Annie Powell, who represented the riders, said: “Deliveroo has paid out a material sum to settle these claims. In our view, this shows that Deliveroo knew that they were very likely to lose at the Employment Tribunal. This settlement will make a real difference to our clients’ lives.
“Some of the riders we represented were on the breadline, earning hundreds and in some cases thousands of pounds below the National Minimum Wage over the time that they worked for Deliveroo.”
Powell also called on Deliveroo to change its practices and ensure riders are paid the minimum wage and receive holiday pay. She also said that she hoped the Parliamentary inquiry into the company would consider a compensation scheme for riders not paid minimum wage or holiday pay.
She added: “There are thousands of other Deliveroo riders who have not yet received any compensation for Deliveroo’s refusal to provide basic employment rights. If Deliveroo fails to compensate riders voluntarily, then current and former riders can bring further claims.”

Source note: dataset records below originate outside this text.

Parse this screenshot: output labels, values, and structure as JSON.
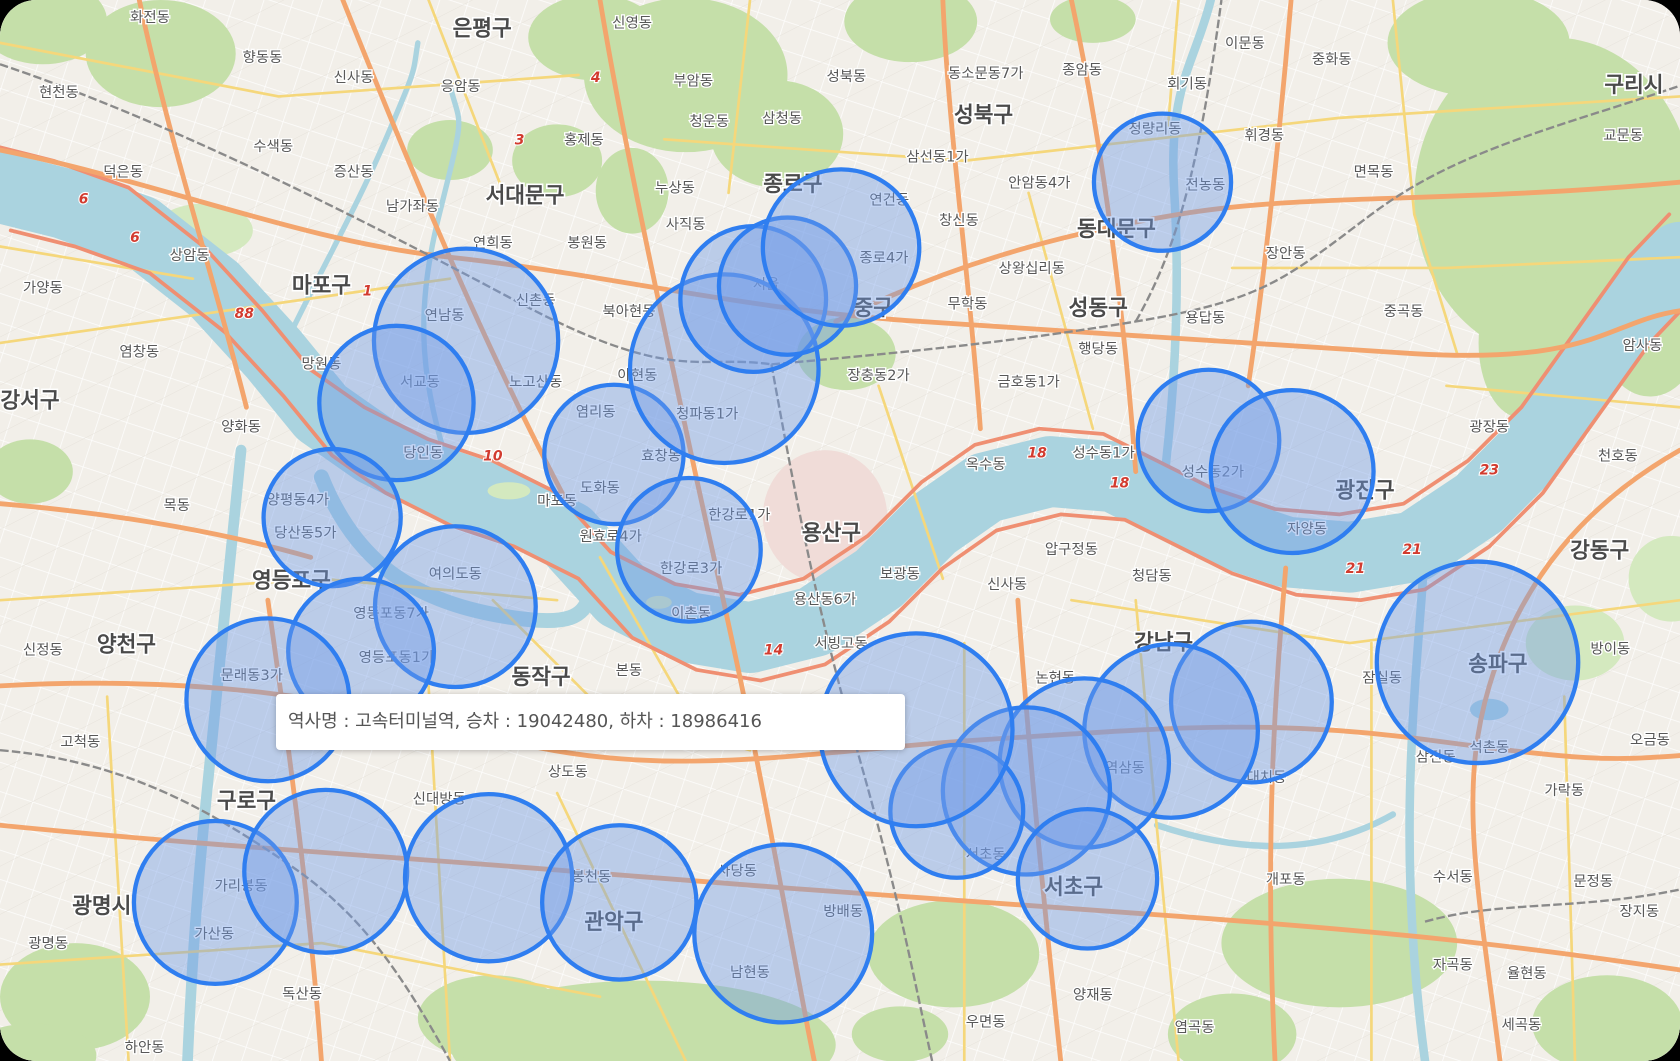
{
  "tooltip": {
    "text": "역사명 : 고속터미널역, 승차 : 19042480, 하차 : 18986416"
  },
  "map": {
    "districts": [
      "은평구",
      "서대문구",
      "종로구",
      "성북구",
      "동대문구",
      "구리시",
      "마포구",
      "중구",
      "성동구",
      "용산구",
      "광진구",
      "강동구",
      "송파구",
      "강남구",
      "서초구",
      "관악구",
      "동작구",
      "영등포구",
      "양천구",
      "구로구",
      "광명시",
      "강서구"
    ],
    "neighborhoods": [
      "화전동",
      "향동동",
      "신사동",
      "응암동",
      "신영동",
      "부암동",
      "청운동",
      "삼청동",
      "성북동",
      "동소문동7가",
      "종암동",
      "이문동",
      "회기동",
      "중화동",
      "삼선동1가",
      "안암동4가",
      "창신동",
      "상왕십리동",
      "무학동",
      "청량리동",
      "전농동",
      "휘경동",
      "면목동",
      "교문동",
      "장안동",
      "용답동",
      "중곡동",
      "행당동",
      "금호동1가",
      "장충동2가",
      "옥수동",
      "성수동1가",
      "성수동2가",
      "자양동",
      "광장동",
      "천호동",
      "암사동",
      "방이동",
      "잠실동",
      "석촌동",
      "삼전동",
      "오금동",
      "가락동",
      "문정동",
      "장지동",
      "수서동",
      "자곡동",
      "율현동",
      "세곡동",
      "개포동",
      "대치동",
      "역삼동",
      "논현동",
      "신사동",
      "압구정동",
      "청담동",
      "서초동",
      "방배동",
      "남현동",
      "사당동",
      "봉천동",
      "신대방동",
      "상도동",
      "본동",
      "양재동",
      "우면동",
      "염곡동",
      "가리봉동",
      "가산동",
      "독산동",
      "하안동",
      "광명동",
      "고척동",
      "신정동",
      "문래동3가",
      "영등포동7가",
      "영등포동1가",
      "여의도동",
      "당산동5가",
      "양평동4가",
      "양화동",
      "당인동",
      "서교동",
      "연남동",
      "신촌동",
      "노고산동",
      "망원동",
      "상암동",
      "가양동",
      "염창동",
      "목동",
      "증산동",
      "수색동",
      "남가좌동",
      "연희동",
      "봉원동",
      "홍제동",
      "북아현동",
      "아현동",
      "염리동",
      "도화동",
      "효창동",
      "마포동",
      "원효로4가",
      "한강로3가",
      "이촌동",
      "한강로1가",
      "청파동1가",
      "보광동",
      "서빙고동",
      "사직동",
      "누상동",
      "연건동",
      "종로4가",
      "덕은동",
      "현천동",
      "서울",
      "용산동6가"
    ],
    "route_numbers": [
      "1",
      "3",
      "4",
      "6",
      "6",
      "10",
      "14",
      "18",
      "18",
      "21",
      "21",
      "23",
      "88"
    ]
  },
  "colors": {
    "marker_stroke": "#2f7ef0",
    "marker_fill": "#6f9be8",
    "river": "#aad3df",
    "land": "#f2efe9",
    "forest": "#c5dfa9",
    "major_road": "#f3a56d",
    "minor_road": "#f5d77b"
  }
}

A Deliveroo spokesperson told Catering Today: “Deliveroo is pleased to have reached a settlement, without admission of liability, on this claim.
“This settlement has no impact on Deliveroo riders or our model; and allows us to continue to focus on providing the well-paid, flexible work that riders value. Courts have carefully considered Deliveroo’s model and concluded that riders working with us are self-employed.
“Deliveroo was the first in the on-demand economy to offer riders access to free, accident insurance globally, but we want to do more. That’s why we have long called for an end to the trade off between flexibility and security that exists in employment law. We will continue to campaign for policy change to enable us to further improve our offer to riders.”